SQLServerCentral Article

The new Analytic functions in SQL Server 2012

,

The next version of SQL Server (v11.0), SQL Server 2012, is currently  in a pre-release status known as RC0  (Release Candidate 0) from its former code-named “Denali” name.  It is possible that the information in this article may change when this version is released to manufacturing (RTM). However the changes described in this article adhere to the ANSI specification, so I don’t expect to see any changes.

In SQL Server 2012, the T-SQL Windowing functions all utilize the OVER clause to perform the windowing operations. The functions come in four groups: Ranking, Aggregate, Analytic and Sequence Number generation. This article will cover the new analytic functions. Please see my article ““The OVER Clause enhancements in SQL Server code named Denali, CTP3” for more details of the OVER clause and its enhancements.

Analytic Functions

It’s hard to describe the overall purpose of the analytic functions better than how Books Online (BOL) does: “Analytic functions compute an aggregate value based on a group of rows. However, unlike aggregate functions, they can return multiple rows for each group. You can use analytic functions to compute moving averages, running totals, percentages or top-N results within a group.”

SQL Server 2012 adds eight analytic functions, all of which require the use of the OVER clause. These are LAG, LEAD, FIRST_VALUE, LAST_VALUE, CUME_DIST, PERCENT_RANK, PERCENTILE_CONT, and PERCENTILE_DISC. We will look at each one of these in more detail.

LAG / LEAD

The LAG/LEAD functions return a column from a previous/following row in the partition, with respect to the current row, as specified by the row offset in the function, without the use of a self-join. The syntax for these functions is:

LAG|LEAD (scalar_expression [,offset] [,default])

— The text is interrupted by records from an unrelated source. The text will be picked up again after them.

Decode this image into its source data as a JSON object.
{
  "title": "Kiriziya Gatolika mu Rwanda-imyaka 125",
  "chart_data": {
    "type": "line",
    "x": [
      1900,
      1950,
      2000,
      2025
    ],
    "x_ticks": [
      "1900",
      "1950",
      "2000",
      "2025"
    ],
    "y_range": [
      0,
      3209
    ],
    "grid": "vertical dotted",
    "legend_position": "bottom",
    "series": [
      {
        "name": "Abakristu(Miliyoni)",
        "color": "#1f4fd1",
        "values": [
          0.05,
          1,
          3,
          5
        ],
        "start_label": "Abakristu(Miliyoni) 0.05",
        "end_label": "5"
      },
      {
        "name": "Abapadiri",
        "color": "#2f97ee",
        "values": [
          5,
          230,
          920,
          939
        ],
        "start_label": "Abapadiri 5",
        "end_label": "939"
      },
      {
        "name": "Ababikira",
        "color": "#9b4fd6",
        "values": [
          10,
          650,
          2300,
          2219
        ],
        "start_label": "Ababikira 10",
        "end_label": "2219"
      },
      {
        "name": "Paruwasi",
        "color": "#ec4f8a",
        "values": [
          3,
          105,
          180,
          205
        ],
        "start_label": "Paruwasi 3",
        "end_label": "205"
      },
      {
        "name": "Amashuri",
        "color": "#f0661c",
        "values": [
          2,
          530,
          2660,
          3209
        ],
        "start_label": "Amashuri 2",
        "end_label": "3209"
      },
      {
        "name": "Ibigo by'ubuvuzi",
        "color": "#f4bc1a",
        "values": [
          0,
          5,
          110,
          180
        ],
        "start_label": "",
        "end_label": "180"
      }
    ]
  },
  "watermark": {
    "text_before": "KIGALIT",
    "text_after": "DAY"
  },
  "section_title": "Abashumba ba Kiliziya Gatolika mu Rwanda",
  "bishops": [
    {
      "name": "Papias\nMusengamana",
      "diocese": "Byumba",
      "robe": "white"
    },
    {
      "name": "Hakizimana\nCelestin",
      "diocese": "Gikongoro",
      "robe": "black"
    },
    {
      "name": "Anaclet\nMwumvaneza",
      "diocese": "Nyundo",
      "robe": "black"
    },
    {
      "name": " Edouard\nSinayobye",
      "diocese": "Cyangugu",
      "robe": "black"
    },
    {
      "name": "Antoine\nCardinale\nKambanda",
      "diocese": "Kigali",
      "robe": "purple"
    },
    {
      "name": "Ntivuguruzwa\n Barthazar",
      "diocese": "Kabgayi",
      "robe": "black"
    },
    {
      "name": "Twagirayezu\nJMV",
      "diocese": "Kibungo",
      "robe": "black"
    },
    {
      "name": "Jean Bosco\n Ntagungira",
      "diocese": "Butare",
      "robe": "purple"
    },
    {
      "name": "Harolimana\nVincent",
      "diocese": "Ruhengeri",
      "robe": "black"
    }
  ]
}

    OVER ( [ partition_by_clause ] order_by_clause )

Note that the partition by clause is optional, the order by clause is required, and the windowing clause (ROWS|RANGE) is not supported.

The scalar_expression is the value to be returned – this will normally be a column, but it can also be a subquery or any other expression that results in a single value.

The offset is the number of previous (LAG) or following (LEAD) rows from the current row from which to obtain a value, and if not specified it will default to 1.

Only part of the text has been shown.